Depuis le mois de juillet, la Caisse Primaire d'Assurance Maladie (CPAM) de Paris a mis en place un nouveau service : Assurance Maladie de Paris en ligne. La publication, en début d'année, d'un projet stratégique d'amélioration de la qualité des services par la Caisse Nationale d'Assurances Maladie (Cnam) a lancé le concept de "plates-formes de services". L'organisme parisien saute le pas et investit 600 000 francs dans un centre d'appels pilote de huit positions. Le but du plateau étant de servir, dans un premier temps, de laboratoire et de centre d'observation de cette nouvelle approche (dimensionnement technologique et humain) et de valider des procédures de renseignements (scripts, argumentaires, fiches documentaires). In fine, le service en ligne doit autoriser un délestage téléphonique des 50 centres de gestion parisiens ouverts au public. Après cinq mois de fonctionnement, les zones d'ombre ont été éclaircies. La CPAM prévoit la création de trois autres plateaux à Paris, début 2001, afin d'étendre ses capacités de traitement des appels. Les quatre plates-formes offriront le même niveau de réponse à partir de services prédéfinis, à savoir : les renseignements aux assurés (liste des professionnels de santé utilisant la carte Vitale, la couverture maladie universelle...) et l'envoi de certains documents administratifs (attestation d'affiliation, formulaire E111...). En ce qui concerne la gestion directe des dossiers, les assurés sociaux continueront à se rendre dans leurs centres d'affiliation.

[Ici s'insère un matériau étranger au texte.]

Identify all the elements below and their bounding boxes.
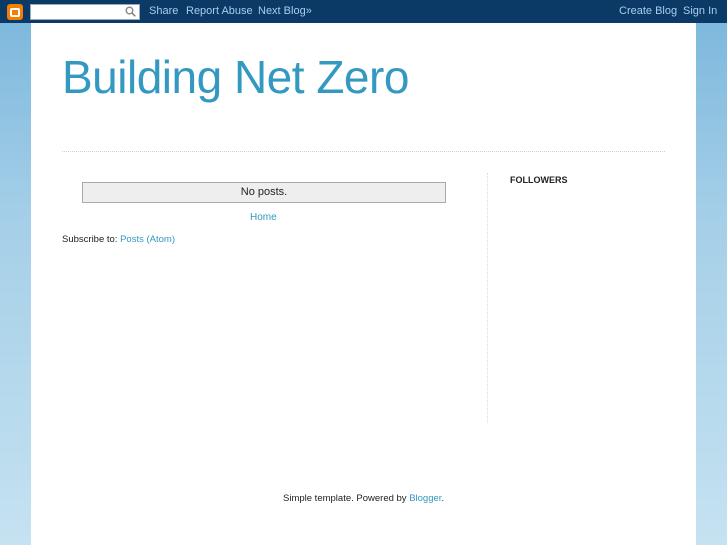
- sign-in-link[interactable]: Sign In: [683, 5, 717, 17]
- blogger-link[interactable]: Blogger: [409, 493, 441, 504]
- blogger-logo-icon[interactable]: [7, 4, 23, 20]
- next-blog-link[interactable]: Next Blog»: [258, 5, 312, 17]
- search-input[interactable]: [30, 4, 140, 20]
- report-abuse-link[interactable]: Report Abuse: [186, 5, 253, 17]
- create-blog-link[interactable]: Create Blog: [619, 5, 677, 17]
- search-icon[interactable]: [125, 6, 136, 17]
- share-link[interactable]: Share: [149, 5, 178, 17]
- blog-title[interactable]: Building Net Zero: [62, 50, 409, 104]
- subscribe-label: Subscribe to:: [62, 234, 121, 245]
- posts-atom-link[interactable]: Posts (Atom): [120, 234, 175, 245]
- home-link[interactable]: Home: [250, 212, 277, 223]
- followers-heading: FOLLOWERS: [510, 175, 568, 185]
- blogger-navbar: Share Report Abuse Next Blog» Create Blo…: [0, 0, 727, 23]
- footer-text: Simple template. Powered by: [283, 493, 410, 504]
- footer: Simple template. Powered by Blogger.: [283, 493, 444, 504]
- content-panel: Building Net Zero No posts. Home Subscri…: [31, 23, 696, 545]
- sidebar-divider: [487, 173, 488, 423]
- footer-suffix: .: [441, 493, 445, 504]
- header-divider: [62, 151, 665, 152]
- no-posts-message: No posts.: [82, 182, 446, 203]
- subscribe-line: Subscribe to: Posts (Atom): [62, 234, 175, 245]
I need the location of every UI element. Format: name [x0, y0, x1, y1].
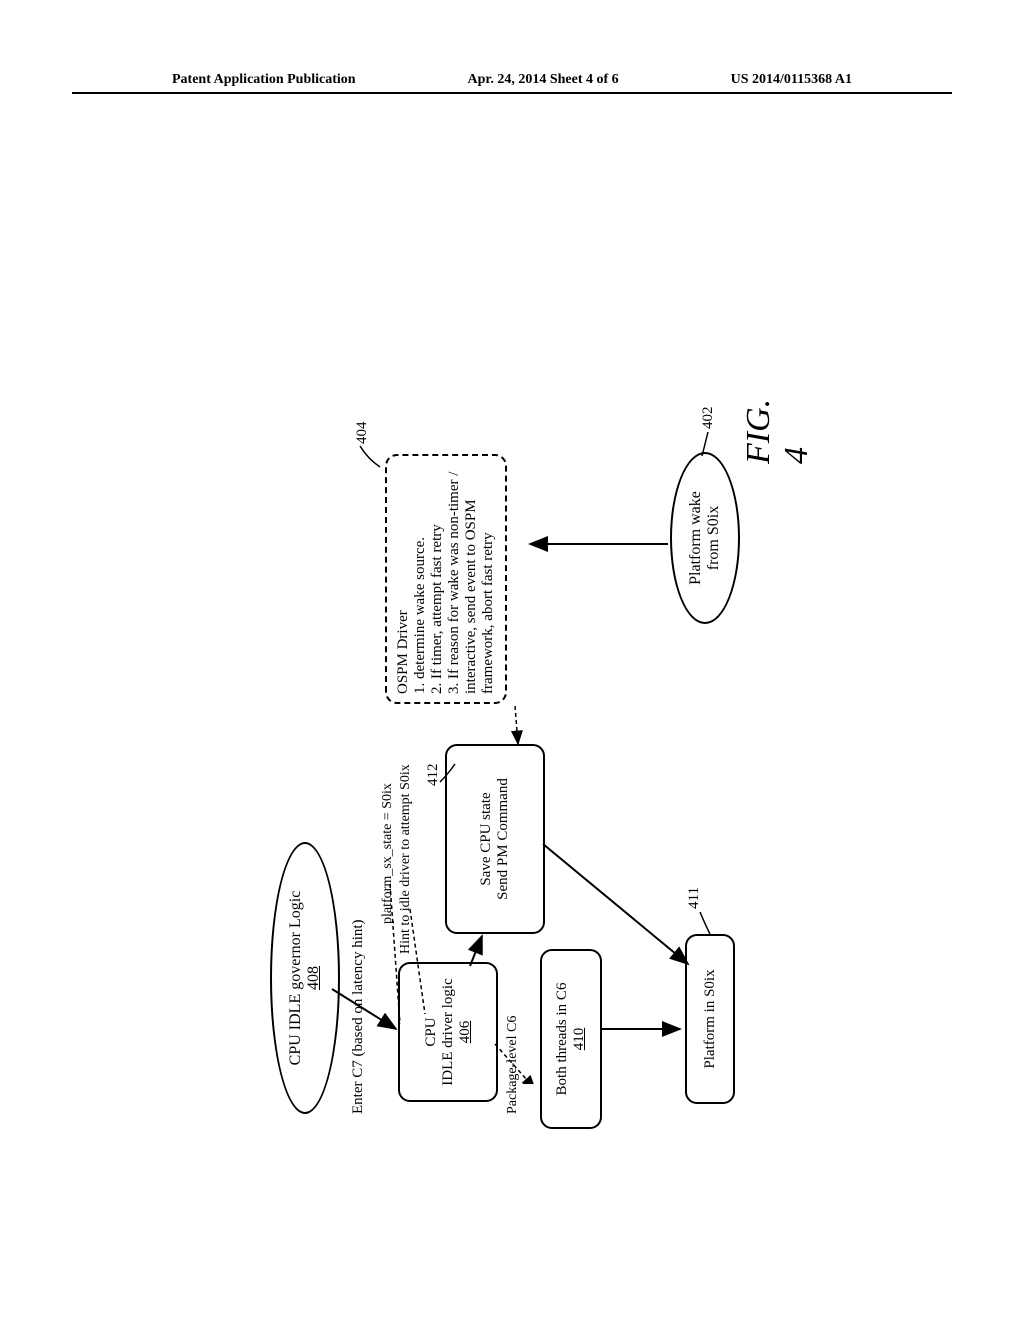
save-cpu-box: Save CPU state Send PM Command [445, 744, 545, 934]
platform-sx-line1: platform_sx_state = S0ix [380, 783, 396, 924]
page-header: Patent Application Publication Apr. 24, … [72, 0, 952, 94]
idle-driver-line2: IDLE driver logic [440, 972, 457, 1092]
package-level-label: Package-level C6 [505, 1016, 521, 1114]
callout-402: 402 [700, 407, 717, 430]
header-right: US 2014/0115368 A1 [731, 72, 852, 88]
callout-404: 404 [354, 422, 371, 445]
callout-412: 412 [425, 764, 442, 787]
governor-ellipse: CPU IDLE governor Logic 408 [270, 842, 340, 1114]
platform-sx-line2: Hint to idle driver to attempt S0ix [398, 764, 414, 954]
both-threads-text: Both threads in C6 [554, 959, 571, 1119]
ospm-item1: 1. determine wake source. [412, 464, 429, 694]
platform-s0ix-box: Platform in S0ix [685, 934, 735, 1104]
save-cpu-line2: Send PM Command [495, 754, 512, 924]
ospm-item3: 3. If reason for wake was non-timer / in… [446, 464, 497, 694]
both-threads-ref: 410 [571, 959, 588, 1119]
idle-driver-box: CPU IDLE driver logic 406 [398, 962, 498, 1102]
save-cpu-line1: Save CPU state [478, 754, 495, 924]
header-center: Apr. 24, 2014 Sheet 4 of 6 [468, 72, 619, 88]
diagram-area: CPU IDLE governor Logic 408 Enter C7 (ba… [0, 94, 1024, 194]
platform-wake-ellipse: Platform wake from S0ix [670, 452, 740, 624]
platform-wake-line2: from S0ix [705, 506, 723, 570]
header-left: Patent Application Publication [172, 72, 356, 88]
governor-title: CPU IDLE governor Logic [287, 891, 305, 1066]
idle-driver-ref: 406 [457, 972, 474, 1092]
rotated-diagram: CPU IDLE governor Logic 408 Enter C7 (ba… [270, 384, 790, 1084]
callout-411: 411 [686, 887, 703, 909]
both-threads-box: Both threads in C6 410 [540, 949, 602, 1129]
ospm-title: OSPM Driver [395, 464, 412, 694]
governor-ref: 408 [305, 966, 323, 990]
fig-label: FIG. 4 [740, 384, 816, 464]
ospm-driver-box: OSPM Driver 1. determine wake source. 2.… [385, 454, 507, 704]
idle-driver-line1: CPU [423, 972, 440, 1092]
ospm-item2: 2. If timer, attempt fast retry [429, 464, 446, 694]
platform-s0ix-text: Platform in S0ix [702, 944, 719, 1094]
enter-c7-label: Enter C7 (based on latency hint) [350, 919, 367, 1114]
platform-wake-line1: Platform wake [687, 491, 705, 585]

30 postes actifs, 42 personnes à terme


Afin d'éviter les débordements, le Numéro Azur est diffusé en fonction de la fréquentation de la plate-forme téléphonique. Dès qu'une baisse des appels apparaît, environ tous les 12 jours, 50 000 documents d'informations, joints aux feuilles de remboursement, sont envoyés à l'aide d'un mailing. Aujourd'hui, entre 300 et 400 appels par jour sont traités pour une durée moyenne située entre trois et quatre minutes. Les besoins en termes de positions de travail ont été estimés à 30 postes actifs. Cela correspond à 42 personnes dans une optique de réduction du temps de travail à 35 heures. La volonté des dirigeants étant de privilégier le recrutement interne pour bénéficier des compétences techniques du personnel en matière d'assuran-ce maladie. Face aux deux millions de bénéficiaires que compte la CPAM de Paris, le dispositif mis en oeuvre peut paraître dérisoire. Il correspond à la volonté d'intégrer, en douceur, une nouvelle culture de travail impliquant de nouveaux outils. De plus, l'objectif des centres d'appels ne tend pas à couvrir tous les échanges propres aux prestations de l'organisme d'assurance maladie. Déjà initiée en 1998, avec la mise en place d'un service vocal interactif, "Allo Sécu", la relation à distance avec les assurés s'inscrit dans un nouveau discours : celui du "gagnant-gagnant". La CPAM assure avec "les plates-formes de services" une meilleure qualité dans la diffusion de l'information, tout en mobilisant moins de ressources internes au niveau des centres de gestion, le tout pour une meilleure efficacité.